Sustainable food, urban greening, and on-demand manufacturing come together in The Growroom.
Digital fabrication has made state-of-the-art factory tools widely accessible, opening the door to on-demand production and offering a blueprint for how we might make and build things in the future.
The Growroom is an urban farming concept developed with architects Sine Lindholm and Mads-Ulrik Husum. The concept explores food-producing architecture that enables people to grow food at home, at the office, or in shared public spaces. What should have been a one-off exhibition at CHART Art Fair in Copenhagen in 2016 became a shareable, downloadable design reaching cities around the world.
A downloadable garden
Bypassing the pollution of global shipping, we intentionally made the design open source, allowing anyone to download and build their own Growroom where they live. One month after its release, downloads surpassed the 30,000 mark and that number kept growing.

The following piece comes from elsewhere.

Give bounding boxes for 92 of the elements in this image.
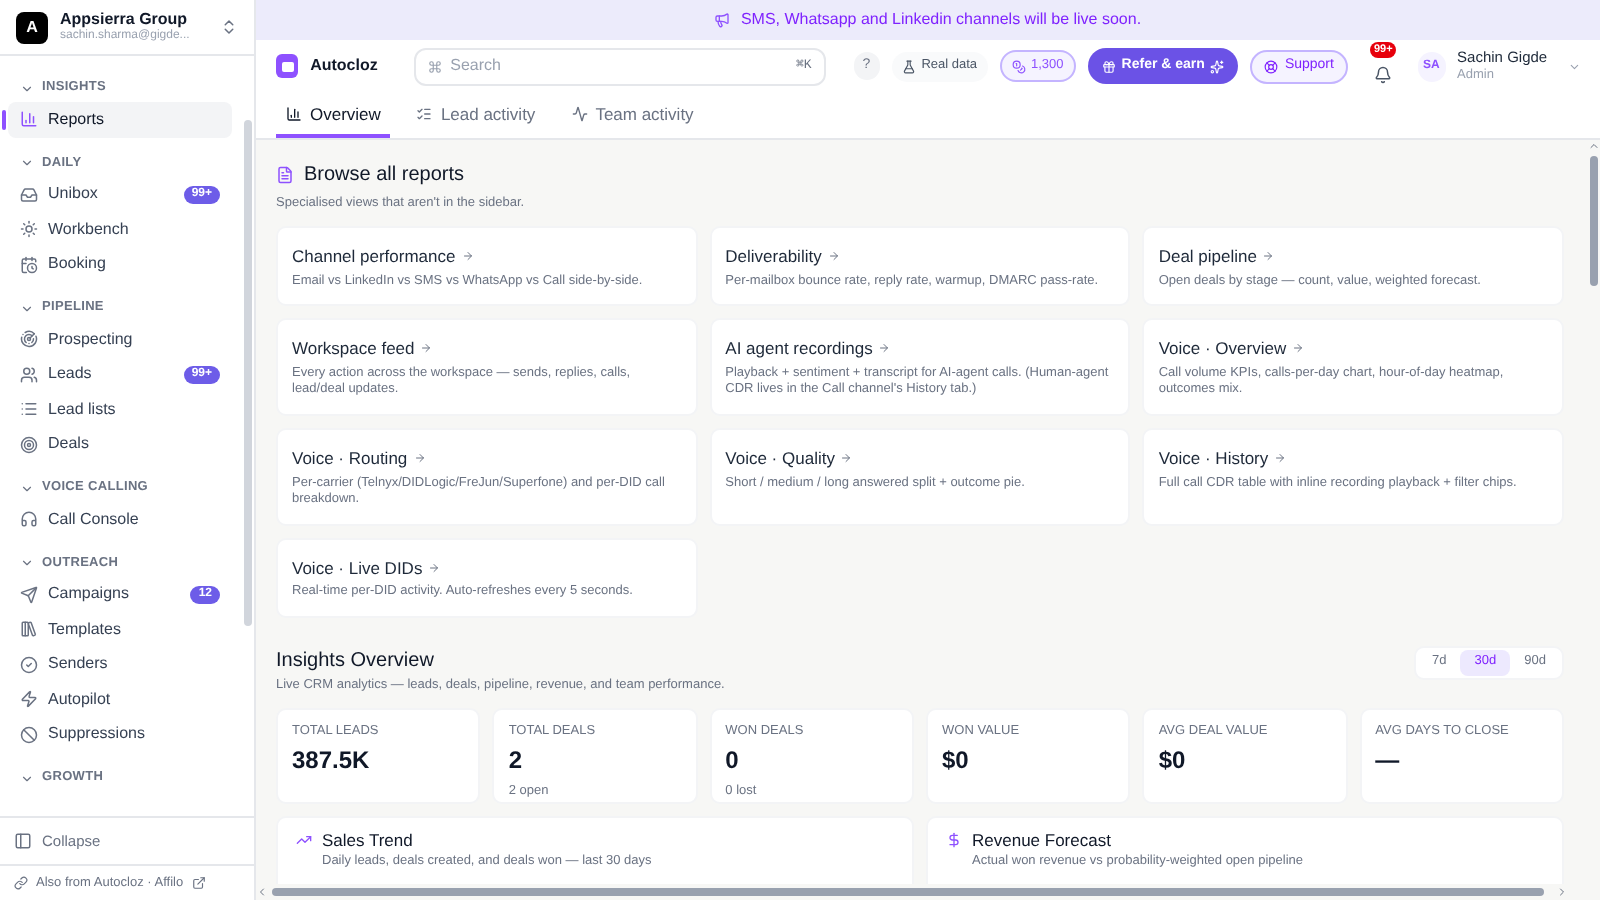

To build The Growroom, you need two rubber hammers, 16 sheets of plywood, and a visit to a local fab lab or makerspace equipped with a CNC milling machine. The Growroom is produced from a single, widely accessible material, and the design focuses on easy, intuitive assembly.
A global movement
Breaking with the industrial concept of centralised manufacturing is not new. Yet for many reasons, it hasn’t developed at scale — until now. With The Growroom we proved that if we make it easy and fun, people around the world are indeed ready — and excited — to download and create their own objects locally.